Magi Nagi Sagi Yagi Adagi Galagi Tegagi Sigikagi Tagi Wagagi

It missed Unagi, surprisingly. But it is still leagues ahead of the response primordialsoup got from Lamini.

2 comments

It's true that ChatGPT is not designed for counting and struggles with it in general.

But my point was that ChatGPT, like any tokenized LLM, doesn't even have the concept of letters. The prompt "how many e's in this sentence" is rendered as the tokens [4919, 867, 304, 338, 287, 428, 6827]. There just isn't a pathway for it to consider the letters that make up those tokens.

I'm a little surprised it did that well on your prompt, which is rendered as [10919, 2456, 886, 287, 556, 72]. The interesting thing here is that 556 = " ag" (with leading space) and 72 = "i". So I'm not sure how got to those words. "Wagagi" is tokens [54, 363, 18013], so somehow it is seeing that token 18013 is what you get when you combine 556 and 72? That seems really weird.
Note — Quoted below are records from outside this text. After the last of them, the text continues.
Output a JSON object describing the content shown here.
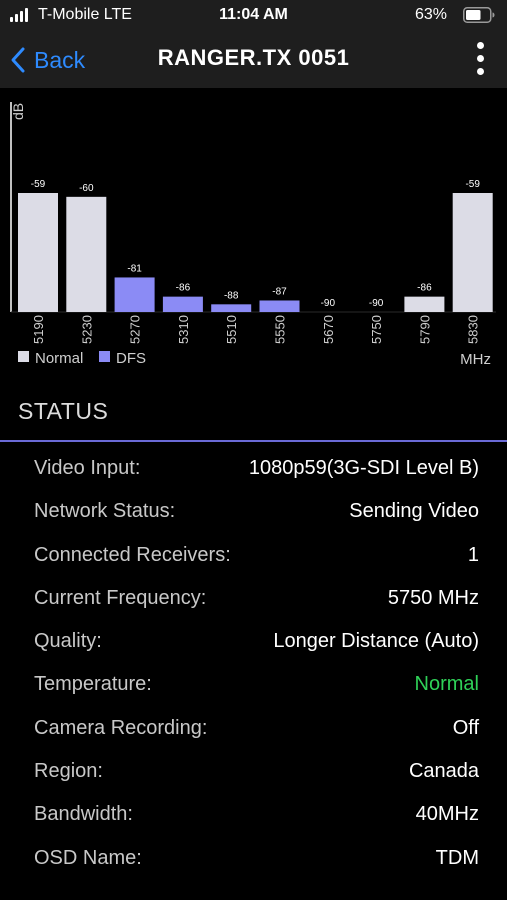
{
  "status_bar": {
    "carrier": "T-Mobile  LTE",
    "time": "11:04 AM",
    "battery": "63%",
    "battery_level": 0.63
  },
  "nav": {
    "back_label": "Back",
    "title": "RANGER.TX 0051"
  },
  "chart_data": {
    "type": "bar",
    "ylabel": "dB",
    "xlabel": "MHz",
    "categories": [
      "5190",
      "5230",
      "5270",
      "5310",
      "5510",
      "5550",
      "5670",
      "5750",
      "5790",
      "5830"
    ],
    "values": [
      -59,
      -60,
      -81,
      -86,
      -88,
      -87,
      -90,
      -90,
      -86,
      -59
    ],
    "value_labels": [
      "-59",
      "-60",
      "-81",
      "-86",
      "-88",
      "-87",
      "-90",
      "-90",
      "-86",
      "-59"
    ],
    "band": [
      "Normal",
      "Normal",
      "DFS",
      "DFS",
      "DFS",
      "DFS",
      "Normal",
      "Normal",
      "Normal",
      "Normal"
    ],
    "ylim": [
      -90,
      -50
    ],
    "legend": [
      {
        "name": "Normal",
        "color": "#dcdce6"
      },
      {
        "name": "DFS",
        "color": "#8b8bf5"
      }
    ],
    "legend_placement": "bottom-left",
    "grid": false
  },
  "status": {
    "title": "STATUS",
    "rows": [
      {
        "label": "Video Input:",
        "value": "1080p59(3G-SDI Level B)"
      },
      {
        "label": "Network Status:",
        "value": "Sending Video"
      },
      {
        "label": "Connected Receivers:",
        "value": "1"
      },
      {
        "label": "Current Frequency:",
        "value": "5750 MHz"
      },
      {
        "label": "Quality:",
        "value": "Longer Distance (Auto)"
      },
      {
        "label": "Temperature:",
        "value": "Normal",
        "value_color": "#2fd158"
      },
      {
        "label": "Camera Recording:",
        "value": "Off"
      },
      {
        "label": "Region:",
        "value": "Canada"
      },
      {
        "label": "Bandwidth:",
        "value": "40MHz"
      },
      {
        "label": "OSD Name:",
        "value": "TDM"
      }
    ]
  }
}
I'd love clarification from someone deeper into LLMs and tokenization.

This is an excellent question. I wonder if it's something like [1] on letter composition rather than meaning.

[1] https://arxiv.org/pdf/1810.04882.pdf

In a prompt, can you just tell the model which letters make up each token? Eg a list of ag = a g etc. I imagine a dictionary of that for all tokens in the training data would help.
Maybe? Individual letters are tokens, so you could say something like 3128 = 56 + 129, but the problem is that 3128 is processed as text, not the integer token ID. So the tokenizwr would turn 3128 into a series of tokens.
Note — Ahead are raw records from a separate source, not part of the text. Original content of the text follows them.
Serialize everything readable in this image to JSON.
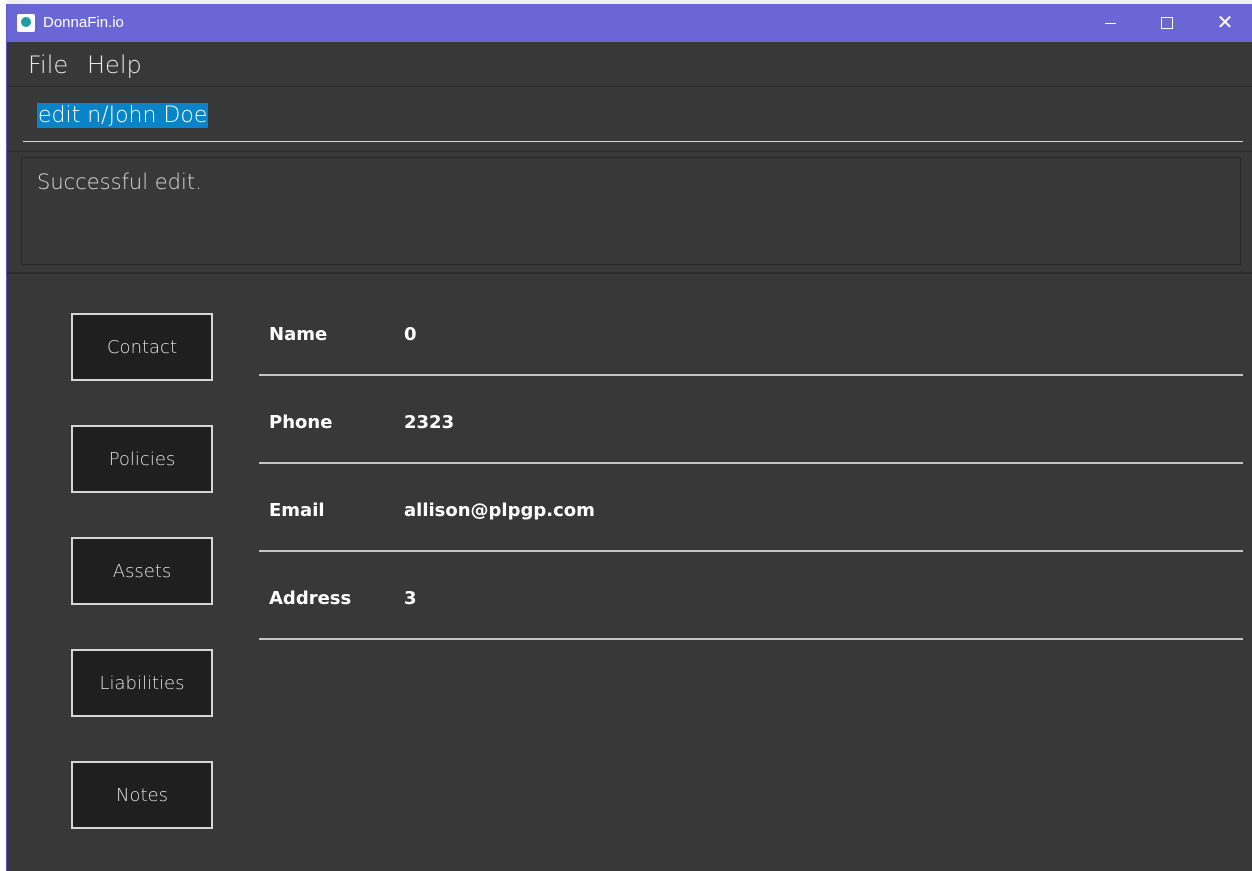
{
  "window": {
    "title": "DonnaFin.io"
  },
  "menu": {
    "items": [
      "File",
      "Help"
    ]
  },
  "command": {
    "value": "edit n/John Doe"
  },
  "result": {
    "text": "Successful edit."
  },
  "sidebar": {
    "buttons": [
      "Contact",
      "Policies",
      "Assets",
      "Liabilities",
      "Notes"
    ]
  },
  "contact": {
    "fields": [
      {
        "label": "Name",
        "value": "0"
      },
      {
        "label": "Phone",
        "value": "2323"
      },
      {
        "label": "Email",
        "value": "allison@plpgp.com"
      },
      {
        "label": "Address",
        "value": "3"
      }
    ]
  },
  "colors": {
    "titlebar": "#6b66d6",
    "background": "#383838",
    "selection": "#0a84c8"
  }
}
Intuitively I think there's an abstraction barrier there, but I'm not positive. It feels like asking us to list all of the words that trigger particular neurons.

Chat GPT does have counting logic. The math model is encoded inside of the language model.
This needs citation. These are not the same things. It will get numerical references right if it has sources used in the model, but it isn't doing any numerical calculations.
Just look at any papers that put models through mathematical benchmarks. The model isn't memorizing these problems. For example I just generated 2 random 64 bit integers and asked ChatGPT to add them.

"6769545085823578960 + 16027170449476717488"

ChatGPT said the answer is 22796715535300296448. It got the correct answer even though the problem wasn't in its training data.

Yep, as always, people (and LLMs) take stuff for granted because they read it somewhere months ago. That’s why we are doomed; everyone believes anything without question if it’s not against their personal agenda.
This need citation :) It does numerical calculations, at least in GPT-4 mode, tested. It can do simple arithmetic, and even has sort of 'imagination', or impression of it. I asked it to imagine a room with 4 colored balls at the corners. Then asked about the view angles between some pairs of balls as if looking from the center of the room, and from other balls. It gave the answers with explanations.

This doesn't mean it's always correct, or can be trusted without verification.

I can feed ChatGPT code that does calculations (and have) and have it calculate the right answers. It also gets it wrong a lot, so it's not good at that, but any notion that it can't do numerical calculations is easy to disprove.